Je suis allongée dans le désert et il fait de plus en plus noir, les étoiles s'allument une à une au dessus de moi, le sable doux est encore brulant, il réchauffe mon dos et mes lombes, j'ai du sable jusqu'à la moelle mais je m'en fous, je m'en fous grave, je brûle avec lui et c'est comme si j'avais toujours été allongée ici et comme si j'allais y rester à jamais, c'est un moment éternel. Il y a de l'angoisse et de la joie, il y a du calme et des frissons, il y a rien et il y a tout, et ce ne serait pas ça le bonheur au bout du compte, être en lien avec l'immensité, et si en plus dans cette immensité on peut y voir la voie lactée, ça doit forcément être ça le bonheur.


Je suis allongée dans le désert et on n'entend que le vent souffler dans les oreilles, silence, silence saturé, dans ma tête je rejoue les images des amis iraniens qu'hier soir nous ont emmenées dans une rue déserte pour mettre la musique à la radio et danser, danser comme des fous, mais il fallait s'arrêter quand une voiture passait et faire semblant de rien parce que c'est le Muharram, le deuil, et on ne peut pas faire la fête et que si quelqu'un nous voit et se vexe il pourrait appeler la police et ce ne serait pas drôle pour personne.


Je suis allongée dans le désert et comment vais-je faire pour quitter ce ciel, ça doit être ça qui a inspiré les coupoles des mosquées belles à couper le souffle. Je me demande qu'est-ce qui a fait que je tombe amoureuse de ce Pays aussi vite, autrefois j'aurais dit un regard d'yeux noisette mais ce serait seulement une jolie histoire à raconter. Serait-ce les couleurs, mais finalement tout est vert-noir-jaune et j'ai vu mieux. Les gens, oui, ils sont chaleureux comme peux, mais ailleurs aussi et puis ils n'ont pas tous été aimables comme on aurait espéré.


Serait-ce alors cette envie de vivre qu'on respire, cette liberté qu'on va chercher dans toutes les failles du système, ce pneuma qui pulse sous le manteau de la dictature? Une dictature qu'on ne voit pas, qu'il faut se laisser raconter par les gens d'ici, une dictature subdole comme ce hijab qu'on peut porter léger et tombant, découvrant la chevelure, mais qui peut coûter la prison si on ose l'enlever, ce hijab qu'on enlève dès qu'on peut, en voiture sur l'autoroute ou ce soir au milieu du désert, que les hommes t'incitent à enlever pleins d'empathie.

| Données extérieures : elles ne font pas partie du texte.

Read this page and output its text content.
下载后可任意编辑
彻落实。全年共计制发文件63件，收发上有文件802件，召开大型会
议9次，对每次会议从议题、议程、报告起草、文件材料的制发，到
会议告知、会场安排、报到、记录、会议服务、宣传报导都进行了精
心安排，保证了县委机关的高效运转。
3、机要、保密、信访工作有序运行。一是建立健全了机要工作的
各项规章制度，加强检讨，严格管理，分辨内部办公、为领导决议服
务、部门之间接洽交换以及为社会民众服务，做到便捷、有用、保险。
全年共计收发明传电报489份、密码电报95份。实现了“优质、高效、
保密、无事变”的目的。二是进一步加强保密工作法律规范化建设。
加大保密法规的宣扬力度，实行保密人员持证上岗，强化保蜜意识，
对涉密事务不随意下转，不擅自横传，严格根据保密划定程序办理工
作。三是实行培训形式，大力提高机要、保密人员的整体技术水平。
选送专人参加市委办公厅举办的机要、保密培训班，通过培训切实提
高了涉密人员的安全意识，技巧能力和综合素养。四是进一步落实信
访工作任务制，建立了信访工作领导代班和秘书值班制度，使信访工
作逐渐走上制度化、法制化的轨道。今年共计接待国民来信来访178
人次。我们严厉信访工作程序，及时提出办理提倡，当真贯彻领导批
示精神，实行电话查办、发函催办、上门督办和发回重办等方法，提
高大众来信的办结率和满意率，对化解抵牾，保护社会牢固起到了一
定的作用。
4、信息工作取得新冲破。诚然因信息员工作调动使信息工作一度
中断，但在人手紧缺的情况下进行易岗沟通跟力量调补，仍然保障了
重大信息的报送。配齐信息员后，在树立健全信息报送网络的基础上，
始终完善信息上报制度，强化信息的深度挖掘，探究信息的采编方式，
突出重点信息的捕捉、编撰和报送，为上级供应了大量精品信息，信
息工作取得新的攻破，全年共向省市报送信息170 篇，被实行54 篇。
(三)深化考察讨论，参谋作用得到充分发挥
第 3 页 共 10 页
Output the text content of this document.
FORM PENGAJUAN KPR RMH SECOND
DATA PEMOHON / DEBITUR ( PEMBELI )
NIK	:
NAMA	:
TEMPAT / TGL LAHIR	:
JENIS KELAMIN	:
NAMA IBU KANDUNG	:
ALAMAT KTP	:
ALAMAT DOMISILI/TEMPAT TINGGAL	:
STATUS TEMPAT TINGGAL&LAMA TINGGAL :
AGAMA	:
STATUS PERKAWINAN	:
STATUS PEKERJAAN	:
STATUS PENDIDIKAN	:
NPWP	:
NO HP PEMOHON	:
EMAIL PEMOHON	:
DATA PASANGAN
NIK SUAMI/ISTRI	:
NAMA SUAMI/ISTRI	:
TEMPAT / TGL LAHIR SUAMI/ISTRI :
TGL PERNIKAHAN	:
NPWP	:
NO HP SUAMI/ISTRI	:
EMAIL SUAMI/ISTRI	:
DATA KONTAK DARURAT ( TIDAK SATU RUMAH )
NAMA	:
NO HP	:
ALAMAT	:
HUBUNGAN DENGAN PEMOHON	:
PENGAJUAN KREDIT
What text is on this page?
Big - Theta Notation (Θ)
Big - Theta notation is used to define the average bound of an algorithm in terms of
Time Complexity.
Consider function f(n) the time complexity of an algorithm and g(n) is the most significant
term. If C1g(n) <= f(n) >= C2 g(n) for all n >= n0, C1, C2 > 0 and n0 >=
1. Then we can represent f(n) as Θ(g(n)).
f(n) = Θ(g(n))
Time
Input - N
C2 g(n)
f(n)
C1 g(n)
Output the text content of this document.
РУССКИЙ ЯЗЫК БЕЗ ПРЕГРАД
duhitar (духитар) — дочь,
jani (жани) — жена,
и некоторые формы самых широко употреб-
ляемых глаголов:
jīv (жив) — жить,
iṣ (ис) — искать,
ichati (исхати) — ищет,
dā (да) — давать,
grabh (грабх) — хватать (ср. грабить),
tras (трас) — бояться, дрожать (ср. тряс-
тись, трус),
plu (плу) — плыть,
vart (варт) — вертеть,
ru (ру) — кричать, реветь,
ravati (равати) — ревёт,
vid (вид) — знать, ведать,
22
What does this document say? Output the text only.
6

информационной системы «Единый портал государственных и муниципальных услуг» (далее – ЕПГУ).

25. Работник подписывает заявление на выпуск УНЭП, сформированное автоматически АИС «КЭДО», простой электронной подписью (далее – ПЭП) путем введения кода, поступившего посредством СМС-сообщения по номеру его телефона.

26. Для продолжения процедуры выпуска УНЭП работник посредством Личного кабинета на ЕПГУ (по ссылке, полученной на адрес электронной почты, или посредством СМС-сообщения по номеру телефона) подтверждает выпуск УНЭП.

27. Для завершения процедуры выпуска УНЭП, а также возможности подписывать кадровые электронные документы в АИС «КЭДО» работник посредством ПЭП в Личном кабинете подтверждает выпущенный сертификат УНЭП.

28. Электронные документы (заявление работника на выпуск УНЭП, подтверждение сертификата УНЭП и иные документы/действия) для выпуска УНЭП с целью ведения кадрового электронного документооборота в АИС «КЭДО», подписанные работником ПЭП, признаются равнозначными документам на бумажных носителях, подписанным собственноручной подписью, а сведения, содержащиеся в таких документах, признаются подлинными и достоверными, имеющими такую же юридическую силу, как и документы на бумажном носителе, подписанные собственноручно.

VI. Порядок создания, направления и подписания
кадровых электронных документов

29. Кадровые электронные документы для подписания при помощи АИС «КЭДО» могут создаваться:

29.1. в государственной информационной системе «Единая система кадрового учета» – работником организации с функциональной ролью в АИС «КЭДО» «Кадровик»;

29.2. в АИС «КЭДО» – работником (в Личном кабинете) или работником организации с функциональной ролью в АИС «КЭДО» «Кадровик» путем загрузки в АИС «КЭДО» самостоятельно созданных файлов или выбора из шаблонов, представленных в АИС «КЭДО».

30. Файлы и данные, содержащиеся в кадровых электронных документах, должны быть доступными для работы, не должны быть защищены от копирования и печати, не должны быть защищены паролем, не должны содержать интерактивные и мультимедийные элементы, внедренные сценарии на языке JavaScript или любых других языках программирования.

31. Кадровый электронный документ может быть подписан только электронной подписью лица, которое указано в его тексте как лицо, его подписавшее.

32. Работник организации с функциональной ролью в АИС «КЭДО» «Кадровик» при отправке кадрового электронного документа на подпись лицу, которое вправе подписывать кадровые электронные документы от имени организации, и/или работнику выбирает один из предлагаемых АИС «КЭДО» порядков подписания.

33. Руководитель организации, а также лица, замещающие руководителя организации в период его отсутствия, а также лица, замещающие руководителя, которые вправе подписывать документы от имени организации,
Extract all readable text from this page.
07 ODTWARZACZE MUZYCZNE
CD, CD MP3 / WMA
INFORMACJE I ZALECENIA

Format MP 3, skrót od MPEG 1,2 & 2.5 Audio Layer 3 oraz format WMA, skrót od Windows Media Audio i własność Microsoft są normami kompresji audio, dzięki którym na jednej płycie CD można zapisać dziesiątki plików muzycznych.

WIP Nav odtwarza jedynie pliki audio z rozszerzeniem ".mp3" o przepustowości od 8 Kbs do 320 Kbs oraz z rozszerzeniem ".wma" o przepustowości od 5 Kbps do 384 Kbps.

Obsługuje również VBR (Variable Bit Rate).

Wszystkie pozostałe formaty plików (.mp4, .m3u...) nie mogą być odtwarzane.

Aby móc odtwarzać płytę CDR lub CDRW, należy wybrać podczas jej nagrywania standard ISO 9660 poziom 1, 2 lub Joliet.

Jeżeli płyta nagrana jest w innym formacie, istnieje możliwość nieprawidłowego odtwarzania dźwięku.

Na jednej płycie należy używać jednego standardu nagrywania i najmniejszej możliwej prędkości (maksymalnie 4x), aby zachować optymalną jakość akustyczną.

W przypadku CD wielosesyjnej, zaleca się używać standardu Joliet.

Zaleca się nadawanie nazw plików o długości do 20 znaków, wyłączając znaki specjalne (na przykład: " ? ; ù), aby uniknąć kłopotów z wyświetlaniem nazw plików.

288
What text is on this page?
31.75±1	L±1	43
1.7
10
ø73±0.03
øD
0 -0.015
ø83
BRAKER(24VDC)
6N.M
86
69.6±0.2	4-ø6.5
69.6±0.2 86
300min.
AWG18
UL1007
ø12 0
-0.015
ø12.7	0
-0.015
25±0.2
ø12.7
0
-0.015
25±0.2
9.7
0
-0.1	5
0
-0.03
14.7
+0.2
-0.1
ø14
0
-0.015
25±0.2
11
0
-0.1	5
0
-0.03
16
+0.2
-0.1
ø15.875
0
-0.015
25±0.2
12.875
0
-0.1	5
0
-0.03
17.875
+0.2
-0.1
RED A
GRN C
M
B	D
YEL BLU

Donc oui, c'est ça qui fait vibrer l'Iran à mes yeux, une résistance silencieuse et acharnée aux interdits idiots du gouvernement, gouvernement qui ne veut pas qu'on promène un chien en laisse mais prétend te dire ce qu'il faut ressentir deux fois par an. Ça vibre, ça vibre, et un jour je voudrais voir les fêlures craquer et ces gens retourner danser et déconner dans la rue, et Dieu avec.